According to 2021 USAID report, ‘Guyana’s political instability raises concerns that the country is unprepared for its newfound wealth.’ Without a plan to manage the new revenue and equitably disburse the financial benefits, a ‘lack of transparency in negotiations and oil deals with investors’, plus the tremendous influx of money will ‘open many avenues for corruption.’
Guyanese climate bombing
Environmental and climate scientists have also raised concerns that Guyana’s oil boom will negatively contribute to climate change, given that one barrel of fuel oil produces on average about 940 pounds (about 425 kilograms) of carbon dioxide, according to the U.S. Environmental Protection Agency.

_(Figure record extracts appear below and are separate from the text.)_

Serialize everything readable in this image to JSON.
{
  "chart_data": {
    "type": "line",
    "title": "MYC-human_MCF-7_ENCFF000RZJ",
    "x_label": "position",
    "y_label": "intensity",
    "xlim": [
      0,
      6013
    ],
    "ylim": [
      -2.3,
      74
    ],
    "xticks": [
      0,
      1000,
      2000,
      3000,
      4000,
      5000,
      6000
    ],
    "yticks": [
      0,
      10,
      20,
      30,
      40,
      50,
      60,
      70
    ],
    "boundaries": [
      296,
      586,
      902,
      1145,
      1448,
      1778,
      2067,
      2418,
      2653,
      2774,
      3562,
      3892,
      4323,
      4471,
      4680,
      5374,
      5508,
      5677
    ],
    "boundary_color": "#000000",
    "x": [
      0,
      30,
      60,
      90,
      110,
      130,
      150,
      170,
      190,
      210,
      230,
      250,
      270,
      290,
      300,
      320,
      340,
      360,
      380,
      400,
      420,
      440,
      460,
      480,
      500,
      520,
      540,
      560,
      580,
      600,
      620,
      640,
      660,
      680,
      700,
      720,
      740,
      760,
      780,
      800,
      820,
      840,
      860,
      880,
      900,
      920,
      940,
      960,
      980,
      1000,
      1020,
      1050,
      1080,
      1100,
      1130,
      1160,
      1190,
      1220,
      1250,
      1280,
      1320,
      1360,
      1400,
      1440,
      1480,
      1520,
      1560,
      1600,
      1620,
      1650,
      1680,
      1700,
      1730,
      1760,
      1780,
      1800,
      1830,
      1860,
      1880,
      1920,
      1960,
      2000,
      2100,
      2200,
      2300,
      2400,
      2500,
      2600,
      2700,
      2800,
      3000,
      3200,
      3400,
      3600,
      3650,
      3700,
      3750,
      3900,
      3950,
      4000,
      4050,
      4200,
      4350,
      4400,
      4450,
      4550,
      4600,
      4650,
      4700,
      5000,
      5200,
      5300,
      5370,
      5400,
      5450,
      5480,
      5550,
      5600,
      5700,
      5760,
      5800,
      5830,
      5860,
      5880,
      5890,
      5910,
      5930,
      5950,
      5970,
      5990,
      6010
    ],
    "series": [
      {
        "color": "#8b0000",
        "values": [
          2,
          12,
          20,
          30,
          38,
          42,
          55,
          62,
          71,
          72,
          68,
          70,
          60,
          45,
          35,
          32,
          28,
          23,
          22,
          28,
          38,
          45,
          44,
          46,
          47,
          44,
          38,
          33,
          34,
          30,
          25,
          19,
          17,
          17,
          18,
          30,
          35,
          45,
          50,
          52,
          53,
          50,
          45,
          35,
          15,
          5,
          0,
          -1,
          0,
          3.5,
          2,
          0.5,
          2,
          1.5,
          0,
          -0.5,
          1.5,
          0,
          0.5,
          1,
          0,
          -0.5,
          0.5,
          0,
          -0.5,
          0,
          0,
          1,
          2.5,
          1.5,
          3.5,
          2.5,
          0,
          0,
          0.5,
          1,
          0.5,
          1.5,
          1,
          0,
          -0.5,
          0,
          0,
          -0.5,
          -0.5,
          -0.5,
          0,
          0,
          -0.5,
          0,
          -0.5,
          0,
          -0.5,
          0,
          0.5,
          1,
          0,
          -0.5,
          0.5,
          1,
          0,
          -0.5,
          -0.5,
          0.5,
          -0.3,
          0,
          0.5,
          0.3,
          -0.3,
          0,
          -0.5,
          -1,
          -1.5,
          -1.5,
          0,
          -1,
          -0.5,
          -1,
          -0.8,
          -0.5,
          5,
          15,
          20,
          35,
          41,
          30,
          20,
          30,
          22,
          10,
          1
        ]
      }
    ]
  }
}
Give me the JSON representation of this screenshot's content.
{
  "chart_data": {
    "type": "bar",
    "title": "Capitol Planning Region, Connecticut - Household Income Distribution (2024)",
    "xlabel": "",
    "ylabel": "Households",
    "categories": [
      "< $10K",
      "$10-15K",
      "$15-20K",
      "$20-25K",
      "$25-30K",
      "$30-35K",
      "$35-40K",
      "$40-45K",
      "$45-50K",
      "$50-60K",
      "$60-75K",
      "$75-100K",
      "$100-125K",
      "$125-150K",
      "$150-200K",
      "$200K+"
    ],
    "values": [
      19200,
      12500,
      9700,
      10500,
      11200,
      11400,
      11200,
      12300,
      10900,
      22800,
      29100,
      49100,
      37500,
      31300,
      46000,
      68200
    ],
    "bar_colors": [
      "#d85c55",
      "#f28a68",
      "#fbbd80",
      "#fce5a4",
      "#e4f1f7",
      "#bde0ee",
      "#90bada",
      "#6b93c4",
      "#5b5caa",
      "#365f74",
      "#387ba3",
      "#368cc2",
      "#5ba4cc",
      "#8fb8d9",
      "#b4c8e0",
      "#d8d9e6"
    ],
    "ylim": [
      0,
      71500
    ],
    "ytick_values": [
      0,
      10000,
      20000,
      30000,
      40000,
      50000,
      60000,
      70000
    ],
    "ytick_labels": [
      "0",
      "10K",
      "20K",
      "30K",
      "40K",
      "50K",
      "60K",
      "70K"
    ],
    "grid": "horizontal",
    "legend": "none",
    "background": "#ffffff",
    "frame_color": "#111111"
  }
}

If even less than half of the immense volumes of oil and fossil gas lying off their coast was burnt, the resulting emissions could exceed 1 billion tons of CO2, a veritable carbon bomb, says German NGO Urgewald.

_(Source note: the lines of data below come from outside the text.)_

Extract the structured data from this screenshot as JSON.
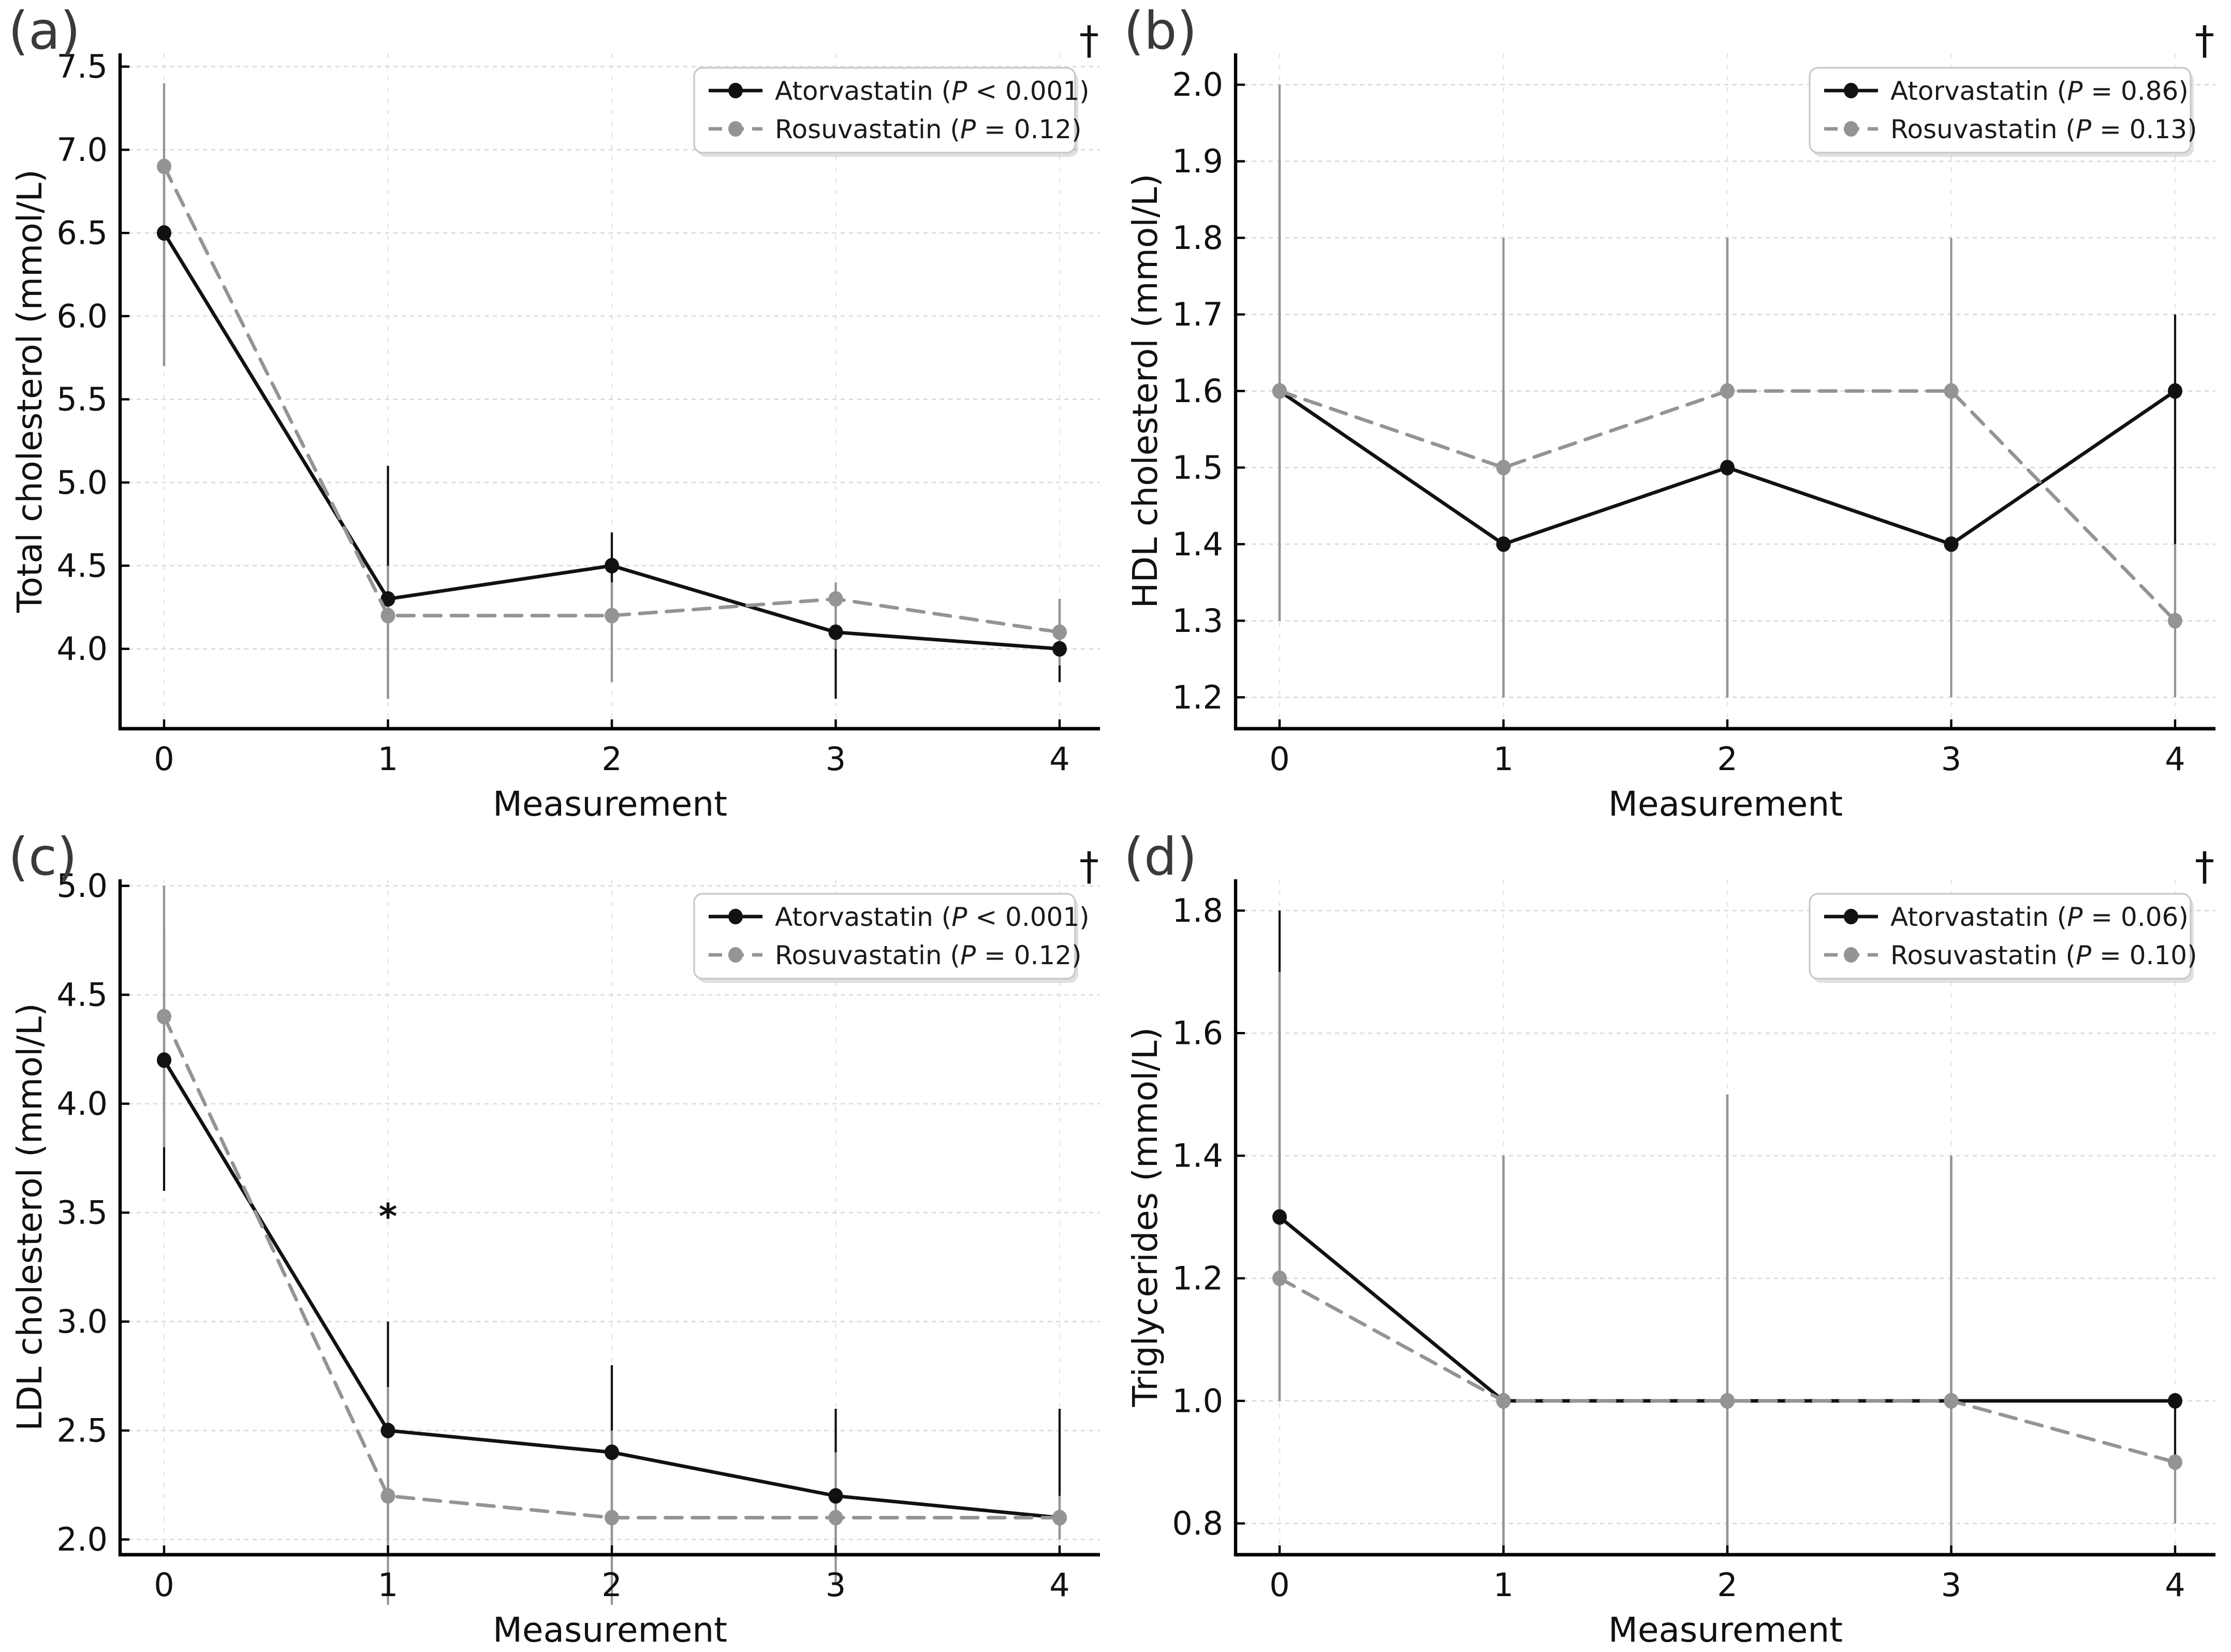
{
  "figure": {
    "background": "#ffffff",
    "xlabel": "Measurement",
    "series_colors": {
      "atorvastatin": "#111111",
      "rosuvastatin": "#949494"
    },
    "grid_color": "#dcdcdc",
    "axis_color": "#000000",
    "panel_label_color": "#3a3a3a",
    "dagger_symbol": "†",
    "asterisk_symbol": "*"
  },
  "chart_data": [
    {
      "id": "a",
      "panel_label": "(a)",
      "type": "line",
      "title": "",
      "xlabel": "Measurement",
      "ylabel": "Total cholesterol (mmol/L)",
      "x": [
        0,
        1,
        2,
        3,
        4
      ],
      "xtick_labels": [
        "0",
        "1",
        "2",
        "3",
        "4"
      ],
      "yticks": [
        4.0,
        4.5,
        5.0,
        5.5,
        6.0,
        6.5,
        7.0,
        7.5
      ],
      "ytick_labels": [
        "4.0",
        "4.5",
        "5.0",
        "5.5",
        "6.0",
        "6.5",
        "7.0",
        "7.5"
      ],
      "ylim": [
        3.52,
        7.58
      ],
      "grid": true,
      "legend_position": "top-right",
      "dagger": true,
      "annotations": [],
      "series": [
        {
          "name": "Atorvastatin (P < 0.001)",
          "key": "atorvastatin",
          "style": "solid",
          "values": [
            6.5,
            4.3,
            4.5,
            4.1,
            4.0
          ],
          "err_lo": [
            0.8,
            0.6,
            0.2,
            0.4,
            0.2
          ],
          "err_hi": [
            0.4,
            0.8,
            0.2,
            0.2,
            0.3
          ]
        },
        {
          "name": "Rosuvastatin (P = 0.12)",
          "key": "rosuvastatin",
          "style": "dashed",
          "values": [
            6.9,
            4.2,
            4.2,
            4.3,
            4.1
          ],
          "err_lo": [
            1.2,
            0.5,
            0.4,
            0.3,
            0.2
          ],
          "err_hi": [
            0.5,
            0.3,
            0.2,
            0.1,
            0.2
          ]
        }
      ]
    },
    {
      "id": "b",
      "panel_label": "(b)",
      "type": "line",
      "title": "",
      "xlabel": "Measurement",
      "ylabel": "HDL cholesterol (mmol/L)",
      "x": [
        0,
        1,
        2,
        3,
        4
      ],
      "xtick_labels": [
        "0",
        "1",
        "2",
        "3",
        "4"
      ],
      "yticks": [
        1.2,
        1.3,
        1.4,
        1.5,
        1.6,
        1.7,
        1.8,
        1.9,
        2.0
      ],
      "ytick_labels": [
        "1.2",
        "1.3",
        "1.4",
        "1.5",
        "1.6",
        "1.7",
        "1.8",
        "1.9",
        "2.0"
      ],
      "ylim": [
        1.159,
        2.041
      ],
      "grid": true,
      "legend_position": "top-right",
      "dagger": true,
      "annotations": [],
      "series": [
        {
          "name": "Atorvastatin (P = 0.86)",
          "key": "atorvastatin",
          "style": "solid",
          "values": [
            1.6,
            1.4,
            1.5,
            1.4,
            1.6
          ],
          "err_lo": [
            0.3,
            0.2,
            0.3,
            0.1,
            0.2
          ],
          "err_hi": [
            0.3,
            0.2,
            0.3,
            0.2,
            0.1
          ]
        },
        {
          "name": "Rosuvastatin (P = 0.13)",
          "key": "rosuvastatin",
          "style": "dashed",
          "values": [
            1.6,
            1.5,
            1.6,
            1.6,
            1.3
          ],
          "err_lo": [
            0.3,
            0.3,
            0.4,
            0.4,
            0.1
          ],
          "err_hi": [
            0.4,
            0.3,
            0.2,
            0.2,
            0.1
          ]
        }
      ]
    },
    {
      "id": "c",
      "panel_label": "(c)",
      "type": "line",
      "title": "",
      "xlabel": "Measurement",
      "ylabel": "LDL cholesterol (mmol/L)",
      "x": [
        0,
        1,
        2,
        3,
        4
      ],
      "xtick_labels": [
        "0",
        "1",
        "2",
        "3",
        "4"
      ],
      "yticks": [
        2.0,
        2.5,
        3.0,
        3.5,
        4.0,
        4.5,
        5.0
      ],
      "ytick_labels": [
        "2.0",
        "2.5",
        "3.0",
        "3.5",
        "4.0",
        "4.5",
        "5.0"
      ],
      "ylim": [
        1.93,
        5.03
      ],
      "grid": true,
      "legend_position": "top-right",
      "dagger": true,
      "annotations": [
        {
          "type": "asterisk",
          "x": 1,
          "y": 3.48,
          "text": "*"
        }
      ],
      "series": [
        {
          "name": "Atorvastatin (P < 0.001)",
          "key": "atorvastatin",
          "style": "solid",
          "values": [
            4.2,
            2.5,
            2.4,
            2.2,
            2.1
          ],
          "err_lo": [
            0.6,
            0.5,
            0.4,
            0.3,
            0.1
          ],
          "err_hi": [
            0.6,
            0.5,
            0.4,
            0.4,
            0.5
          ]
        },
        {
          "name": "Rosuvastatin (P = 0.12)",
          "key": "rosuvastatin",
          "style": "dashed",
          "values": [
            4.4,
            2.2,
            2.1,
            2.1,
            2.1
          ],
          "err_lo": [
            0.6,
            0.5,
            0.4,
            0.3,
            0.1
          ],
          "err_hi": [
            0.6,
            0.5,
            0.4,
            0.3,
            0.1
          ]
        }
      ]
    },
    {
      "id": "d",
      "panel_label": "(d)",
      "type": "line",
      "title": "",
      "xlabel": "Measurement",
      "ylabel": "Triglycerides (mmol/L)",
      "x": [
        0,
        1,
        2,
        3,
        4
      ],
      "xtick_labels": [
        "0",
        "1",
        "2",
        "3",
        "4"
      ],
      "yticks": [
        0.8,
        1.0,
        1.2,
        1.4,
        1.6,
        1.8
      ],
      "ytick_labels": [
        "0.8",
        "1.0",
        "1.2",
        "1.4",
        "1.6",
        "1.8"
      ],
      "ylim": [
        0.749,
        1.851
      ],
      "grid": true,
      "legend_position": "top-right",
      "dagger": true,
      "annotations": [],
      "series": [
        {
          "name": "Atorvastatin (P = 0.06)",
          "key": "atorvastatin",
          "style": "solid",
          "values": [
            1.3,
            1.0,
            1.0,
            1.0,
            1.0
          ],
          "err_lo": [
            0.3,
            0.25,
            0.25,
            0.25,
            0.1
          ],
          "err_hi": [
            0.5,
            0.4,
            0.5,
            0.4,
            0.0
          ]
        },
        {
          "name": "Rosuvastatin (P = 0.10)",
          "key": "rosuvastatin",
          "style": "dashed",
          "values": [
            1.2,
            1.0,
            1.0,
            1.0,
            0.9
          ],
          "err_lo": [
            0.2,
            0.25,
            0.25,
            0.25,
            0.1
          ],
          "err_hi": [
            0.5,
            0.4,
            0.5,
            0.4,
            0.0
          ]
        }
      ]
    }
  ]
}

Guyanese politicians say they are acutely aware of climate change, countering that their country currently is at net zero for carbon emissions thanks to its extensive rainforest cover which covers almost 80% of its territory and functions as a carbon sink.
Getting ‘Drilled’
Beyond its planetary impacts, some are charging that the deal Guyana struck with the ExxonMobil-led consortium might also be terrible for the nation too.

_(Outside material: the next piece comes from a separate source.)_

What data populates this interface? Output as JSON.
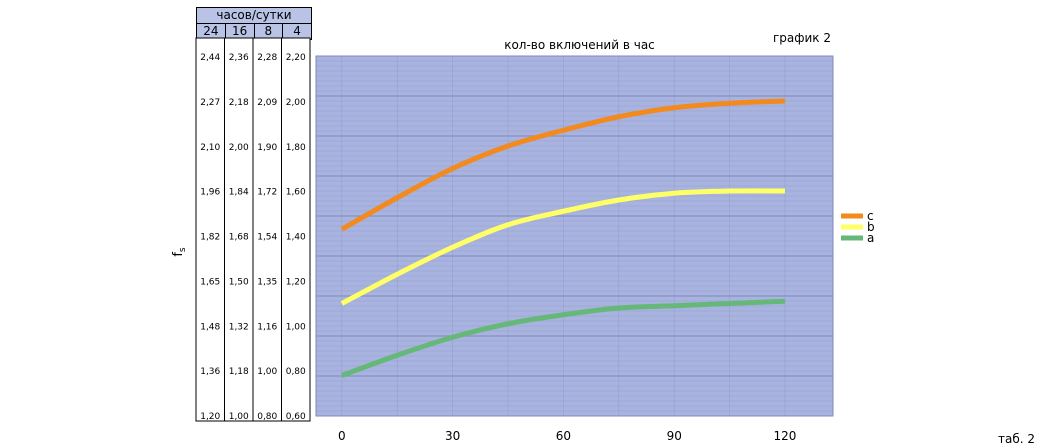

Signed in 2016, but not made public until 2017 despite demands to release it immediately, the contract grants extremely favorable terms to the producers. Though on paper, Guyana would receive 50% of eventual profits, they would only earn 2% of any future oil royalties.
Award-winning climate journalist and podcaster Amy Westervelt addresses Guyana’s oil boom throughout the 8th season of her acclaimed true-crime podcast about climate change, ‘Drilled’.
She breaks down the original contract further, stating that before there is any profit to split, Exxon takes 75% of all revenue off the top to pay for previous exploration and development costs. So for a hypothetical USD 100 barrel, the first USD 75 goes to the oil companies straight away, ‘so-called cost oil’. The remaining USD 25 dollars, or ‘profit oil’, gets split between Guyana and Exxon; with an additional 2% in royalties going to Guyana. In this scenario, Westervelt calculates Georgetown’s share to about UDS 14.50/barrel. She also reminds that royalties are normally between 8% to 25%.
‘The contract is front-loaded, one-sided and riddled with tax, decommissioning and other loopholes that favour the oil companies’, according to a report from the Ohio-based Institute for Energy Economics and Financial Analysis, who sees it creating a potential 6 to 1 split.
Moreover, the Exxon-led consortium has created an incredible litany of charges to negate any sense of financial rewards for the nation. She points out that under the deal, Guyana will be paying Exxon’s Guyanese income taxes, plus has taken out loans to support some of Exxon’s costs, like building deep water ports.
Worse, as Westervelt explains, in the event of a well blowout, like what happened with the Deepwater Horizon in the Gulf of Mexico in 2010, under Exxon’s own environmental impact assessments, oil would hit up to 14 different Caribbean islands plus various countries along the northern coast of South America – a region that has virtually no experience nor ability to contain the spill.
The views and opinions in this article do not necessarily reflect those of the Heinrich-Böll-Stiftung European Union.